Cinepopularica: Narayama bushikô / Narayama Türküsü 1983

23 Ocak 2018 Salı

Narayama bushikô / Narayama Türküsü 1983


Coşkuyla ölmek



Shohei Imamura kariyeri boyunca iki kez Altın Palmiye kazanan birkaç yönetmenden biri. Bu ödülü ilk kez kazandığı film Narayama Türküsü 1983 yılında sinema tarihinin devleriyle yarışarak bu ödüle layık görülmüş. Andrei Tarkovski, Carlos Saura, Yılmaz Güney, Nagisa Oshima, James Ivory, Martin Scorsese, Robert Bresson gibi çok önemli yönetmenlerden bahsediyorum. Imamura'nın Avrupa sinema arenasında filmleri merakla beklenen, gözde bir yönetmen oluşu da Cannes gibi büyük bir pazar sayesinde tescillenmiş oldu bu filmle. Hem konusu hem de üslubu yönüyle diğer Imamura filmlerinden farklı bir film olan Narayama Türküsü, Japonya'da ikinci defa çekilmiş bir film. İlk olarak 1958 yılında Keisuke Kinoshita tarafından çekilen film Shichiro Fukazawa'nın romanından uyarlamadır. 
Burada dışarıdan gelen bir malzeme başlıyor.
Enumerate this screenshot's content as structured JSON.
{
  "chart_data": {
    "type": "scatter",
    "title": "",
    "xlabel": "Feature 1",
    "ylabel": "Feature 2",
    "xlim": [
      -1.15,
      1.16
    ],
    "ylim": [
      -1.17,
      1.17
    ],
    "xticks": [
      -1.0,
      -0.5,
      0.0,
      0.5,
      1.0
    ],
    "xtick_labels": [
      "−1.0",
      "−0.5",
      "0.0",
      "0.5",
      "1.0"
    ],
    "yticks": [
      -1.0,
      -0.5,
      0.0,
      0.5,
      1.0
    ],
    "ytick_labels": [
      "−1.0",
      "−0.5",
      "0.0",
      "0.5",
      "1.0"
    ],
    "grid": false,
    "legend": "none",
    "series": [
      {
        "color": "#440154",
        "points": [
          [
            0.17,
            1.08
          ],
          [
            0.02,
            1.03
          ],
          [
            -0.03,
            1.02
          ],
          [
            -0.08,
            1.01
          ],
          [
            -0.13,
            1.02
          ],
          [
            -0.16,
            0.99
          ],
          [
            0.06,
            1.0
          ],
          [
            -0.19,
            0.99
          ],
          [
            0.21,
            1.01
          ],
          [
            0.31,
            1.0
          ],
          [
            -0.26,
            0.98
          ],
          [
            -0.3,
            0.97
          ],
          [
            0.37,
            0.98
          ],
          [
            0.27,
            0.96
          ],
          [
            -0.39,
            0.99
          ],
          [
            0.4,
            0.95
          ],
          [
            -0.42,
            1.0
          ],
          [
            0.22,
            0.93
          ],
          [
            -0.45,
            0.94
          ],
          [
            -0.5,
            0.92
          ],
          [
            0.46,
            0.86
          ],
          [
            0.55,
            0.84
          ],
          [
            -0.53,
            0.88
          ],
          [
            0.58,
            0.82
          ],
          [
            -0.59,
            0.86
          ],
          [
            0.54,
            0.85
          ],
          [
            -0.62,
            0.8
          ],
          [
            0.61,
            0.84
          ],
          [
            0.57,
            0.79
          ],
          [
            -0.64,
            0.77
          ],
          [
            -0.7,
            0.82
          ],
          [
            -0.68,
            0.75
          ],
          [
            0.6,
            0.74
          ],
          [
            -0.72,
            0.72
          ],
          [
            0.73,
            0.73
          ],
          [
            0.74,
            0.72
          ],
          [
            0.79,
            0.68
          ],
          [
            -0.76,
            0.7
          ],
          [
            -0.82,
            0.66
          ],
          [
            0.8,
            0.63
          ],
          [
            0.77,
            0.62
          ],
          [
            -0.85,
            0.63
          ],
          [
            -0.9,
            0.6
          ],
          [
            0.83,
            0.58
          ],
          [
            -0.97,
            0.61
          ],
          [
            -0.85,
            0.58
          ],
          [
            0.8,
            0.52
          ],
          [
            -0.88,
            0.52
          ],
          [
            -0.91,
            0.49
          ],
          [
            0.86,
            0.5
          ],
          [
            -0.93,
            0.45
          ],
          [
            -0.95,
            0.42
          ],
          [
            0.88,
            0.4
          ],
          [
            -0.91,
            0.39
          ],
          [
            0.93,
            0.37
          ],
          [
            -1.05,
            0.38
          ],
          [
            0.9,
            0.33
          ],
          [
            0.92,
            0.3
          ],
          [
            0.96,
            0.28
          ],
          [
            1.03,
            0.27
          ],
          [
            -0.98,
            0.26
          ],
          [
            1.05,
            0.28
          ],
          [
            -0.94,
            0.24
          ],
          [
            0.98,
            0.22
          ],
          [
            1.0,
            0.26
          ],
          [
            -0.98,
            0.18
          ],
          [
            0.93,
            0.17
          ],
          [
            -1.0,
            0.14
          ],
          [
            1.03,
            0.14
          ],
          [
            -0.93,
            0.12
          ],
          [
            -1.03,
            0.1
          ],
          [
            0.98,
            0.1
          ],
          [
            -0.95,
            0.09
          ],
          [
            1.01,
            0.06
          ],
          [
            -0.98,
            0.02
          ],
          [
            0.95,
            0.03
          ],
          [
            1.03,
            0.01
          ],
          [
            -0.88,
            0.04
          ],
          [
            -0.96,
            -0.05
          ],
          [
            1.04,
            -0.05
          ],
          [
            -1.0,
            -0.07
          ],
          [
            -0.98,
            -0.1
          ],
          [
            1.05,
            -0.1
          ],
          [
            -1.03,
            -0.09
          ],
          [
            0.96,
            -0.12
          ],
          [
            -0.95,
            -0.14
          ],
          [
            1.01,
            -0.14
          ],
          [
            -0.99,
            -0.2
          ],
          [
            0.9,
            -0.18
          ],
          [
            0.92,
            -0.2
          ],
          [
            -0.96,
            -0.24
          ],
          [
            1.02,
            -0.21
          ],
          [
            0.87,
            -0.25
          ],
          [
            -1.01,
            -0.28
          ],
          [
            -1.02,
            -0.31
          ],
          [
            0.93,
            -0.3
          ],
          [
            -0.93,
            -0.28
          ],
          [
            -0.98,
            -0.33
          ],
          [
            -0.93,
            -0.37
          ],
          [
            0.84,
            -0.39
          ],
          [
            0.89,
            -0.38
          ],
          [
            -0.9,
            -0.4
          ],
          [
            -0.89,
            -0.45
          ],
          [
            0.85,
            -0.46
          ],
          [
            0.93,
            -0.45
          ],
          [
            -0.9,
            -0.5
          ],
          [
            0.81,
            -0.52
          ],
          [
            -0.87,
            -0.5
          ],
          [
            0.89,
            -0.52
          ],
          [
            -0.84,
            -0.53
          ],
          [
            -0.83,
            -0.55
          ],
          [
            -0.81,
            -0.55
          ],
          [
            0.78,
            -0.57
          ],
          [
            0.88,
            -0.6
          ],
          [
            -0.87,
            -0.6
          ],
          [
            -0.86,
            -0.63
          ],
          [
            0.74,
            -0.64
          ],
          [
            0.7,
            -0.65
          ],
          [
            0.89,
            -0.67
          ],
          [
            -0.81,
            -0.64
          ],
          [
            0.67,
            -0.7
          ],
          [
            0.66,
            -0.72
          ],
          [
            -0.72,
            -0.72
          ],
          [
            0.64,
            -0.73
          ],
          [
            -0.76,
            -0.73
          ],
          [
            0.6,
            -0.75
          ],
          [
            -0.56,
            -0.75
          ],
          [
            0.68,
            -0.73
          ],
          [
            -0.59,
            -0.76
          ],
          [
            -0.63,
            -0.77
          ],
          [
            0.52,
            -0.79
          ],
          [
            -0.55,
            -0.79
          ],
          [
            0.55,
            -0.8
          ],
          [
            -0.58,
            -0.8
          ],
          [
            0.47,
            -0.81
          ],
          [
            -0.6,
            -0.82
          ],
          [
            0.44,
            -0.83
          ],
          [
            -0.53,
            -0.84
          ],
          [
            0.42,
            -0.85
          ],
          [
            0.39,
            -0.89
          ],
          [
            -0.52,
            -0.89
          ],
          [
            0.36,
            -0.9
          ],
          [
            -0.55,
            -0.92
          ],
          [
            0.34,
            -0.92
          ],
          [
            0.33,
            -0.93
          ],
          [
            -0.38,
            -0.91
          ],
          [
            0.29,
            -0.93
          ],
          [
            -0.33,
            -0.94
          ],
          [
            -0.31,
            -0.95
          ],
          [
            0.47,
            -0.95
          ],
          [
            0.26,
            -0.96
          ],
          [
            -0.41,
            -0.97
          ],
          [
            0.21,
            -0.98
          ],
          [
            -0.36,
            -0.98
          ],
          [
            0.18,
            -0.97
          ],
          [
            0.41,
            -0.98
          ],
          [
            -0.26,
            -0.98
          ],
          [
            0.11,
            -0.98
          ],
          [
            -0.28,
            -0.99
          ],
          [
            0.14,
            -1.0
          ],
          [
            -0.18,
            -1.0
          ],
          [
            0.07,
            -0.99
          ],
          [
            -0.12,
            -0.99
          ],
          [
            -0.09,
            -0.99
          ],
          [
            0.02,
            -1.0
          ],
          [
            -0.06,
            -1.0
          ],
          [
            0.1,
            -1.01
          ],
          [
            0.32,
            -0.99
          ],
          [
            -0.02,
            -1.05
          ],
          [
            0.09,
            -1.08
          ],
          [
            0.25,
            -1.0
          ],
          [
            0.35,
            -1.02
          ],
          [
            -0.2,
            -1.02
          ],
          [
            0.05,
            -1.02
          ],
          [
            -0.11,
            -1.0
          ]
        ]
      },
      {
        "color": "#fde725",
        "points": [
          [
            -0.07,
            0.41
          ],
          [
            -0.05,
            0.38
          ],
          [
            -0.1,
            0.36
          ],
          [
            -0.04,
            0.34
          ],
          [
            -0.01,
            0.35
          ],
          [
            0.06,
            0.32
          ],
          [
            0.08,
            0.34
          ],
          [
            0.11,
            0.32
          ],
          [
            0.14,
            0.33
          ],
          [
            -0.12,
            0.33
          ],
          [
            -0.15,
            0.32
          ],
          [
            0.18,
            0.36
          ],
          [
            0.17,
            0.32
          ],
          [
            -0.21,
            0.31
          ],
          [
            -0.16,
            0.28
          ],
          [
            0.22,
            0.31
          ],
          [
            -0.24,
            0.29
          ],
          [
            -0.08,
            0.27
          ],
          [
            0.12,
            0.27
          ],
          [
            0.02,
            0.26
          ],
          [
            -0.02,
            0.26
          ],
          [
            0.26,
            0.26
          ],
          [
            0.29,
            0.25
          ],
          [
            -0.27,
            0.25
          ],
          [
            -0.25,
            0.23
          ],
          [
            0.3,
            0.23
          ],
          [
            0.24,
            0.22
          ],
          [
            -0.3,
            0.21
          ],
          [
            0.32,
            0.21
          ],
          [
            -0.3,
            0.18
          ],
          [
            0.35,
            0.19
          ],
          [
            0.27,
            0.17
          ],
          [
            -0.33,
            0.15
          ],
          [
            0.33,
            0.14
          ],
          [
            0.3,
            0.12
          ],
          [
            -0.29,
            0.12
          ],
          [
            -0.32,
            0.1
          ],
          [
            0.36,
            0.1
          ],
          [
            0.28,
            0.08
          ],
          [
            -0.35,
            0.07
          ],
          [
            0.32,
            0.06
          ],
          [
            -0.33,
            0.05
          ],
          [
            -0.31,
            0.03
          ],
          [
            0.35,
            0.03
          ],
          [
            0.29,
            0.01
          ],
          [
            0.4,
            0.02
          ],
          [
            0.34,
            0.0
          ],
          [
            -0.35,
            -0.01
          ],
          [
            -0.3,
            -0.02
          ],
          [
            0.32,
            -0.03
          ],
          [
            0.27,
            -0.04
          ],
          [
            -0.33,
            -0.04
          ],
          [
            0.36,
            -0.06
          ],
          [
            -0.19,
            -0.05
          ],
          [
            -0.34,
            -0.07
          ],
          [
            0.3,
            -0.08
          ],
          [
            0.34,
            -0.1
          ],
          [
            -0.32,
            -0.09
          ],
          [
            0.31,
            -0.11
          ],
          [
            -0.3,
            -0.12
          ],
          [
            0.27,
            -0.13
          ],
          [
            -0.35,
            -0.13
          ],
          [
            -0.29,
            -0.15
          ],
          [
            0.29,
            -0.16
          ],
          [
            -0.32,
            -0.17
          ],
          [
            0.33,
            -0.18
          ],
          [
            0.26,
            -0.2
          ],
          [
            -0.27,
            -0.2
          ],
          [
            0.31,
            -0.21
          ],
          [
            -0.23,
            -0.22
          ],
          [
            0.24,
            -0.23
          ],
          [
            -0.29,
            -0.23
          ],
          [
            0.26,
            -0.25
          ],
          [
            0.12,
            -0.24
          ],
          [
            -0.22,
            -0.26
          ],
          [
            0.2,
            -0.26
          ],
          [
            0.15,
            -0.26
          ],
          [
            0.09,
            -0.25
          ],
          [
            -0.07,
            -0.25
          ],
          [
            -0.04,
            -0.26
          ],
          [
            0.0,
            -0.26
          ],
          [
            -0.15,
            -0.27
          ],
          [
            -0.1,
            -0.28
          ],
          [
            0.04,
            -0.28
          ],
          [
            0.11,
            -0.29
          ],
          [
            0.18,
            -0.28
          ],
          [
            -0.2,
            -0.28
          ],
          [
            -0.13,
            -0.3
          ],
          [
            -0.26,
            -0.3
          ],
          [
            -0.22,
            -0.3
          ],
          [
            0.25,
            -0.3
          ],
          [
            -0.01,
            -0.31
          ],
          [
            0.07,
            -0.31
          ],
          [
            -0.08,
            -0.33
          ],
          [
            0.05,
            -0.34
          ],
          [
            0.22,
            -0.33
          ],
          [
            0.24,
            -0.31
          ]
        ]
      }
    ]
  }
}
Narayama Dağı eteklerinde yaşayan toplulukların büyük yoksullukla başa çıkabilmek için istenmeyen çocukları öldürüp, elden ayaktan düşen ihtiyarları Narayama Dağı'nda ölüme terk etmelerinin anlatıldığı film yine oldukça uzun bir süreye sahip. Eşsiz finalini izledikten sonra düşündüm de, doksan dakikalık formda yoğun bir ritmle anlatılsaydı sinema tarihinin en büyük filmlerinden biri olurdu. Pastoral yaşamdan kareler ve belgesel görüntülerle kuvvetlendirilmeye çalışılan gerçeklik algısı uzun süreyle birlikte zihinde kopuşlar yaratıyor. Asıl hikaye yerine geçmeye başlayan hikayeler anlamsızlaşıyor. Süre uzun tutularak, hikaye içerisindeki acımasızlık hissi uzatılıyor ve ölümün giderek bir ihtiyaca dönüşmesi anlatılıyorsa da hikayeye odaklanma sorunu da başka bir handikap.


Yine şunu belirtmek lazım ki Shohei Imamura sinema tekniğini kullanma konusunda gerçek bir deha. filmin doğa ve insan birlikteliğini vurgulayan planları onun eşsiz kurgu ve kesme becerisini doruğa çıkarmaya olanak tanıyor. Günümüz sinema seyircisi açısından izlenmesi oldukça zor bir film olduğunu belirterek, sanat sineması seyircisiyle baş başa bırakıyorum bu yazıyı. İnsanı gerçek ve acınası iç güdüleriyle, yalın biçimde anlatan Imamura tavrı bu filmde fazlasıyla devam ediyor. Narayama Dağı eteklerinde gerçekleşen ilginç ritüeller batıda kürtaj ve huzurevi kavramlarıyla birlikte muhakkak derinlemesine okunmuştur. Ne garip adetler var diyip geçmeden önce aslında insanın temel benzerlikleri üzerine düşünmemiz gerekiyor. Bunu sağlayan önemli bir film olarak Narayama Türküsü'nü öneriyorum.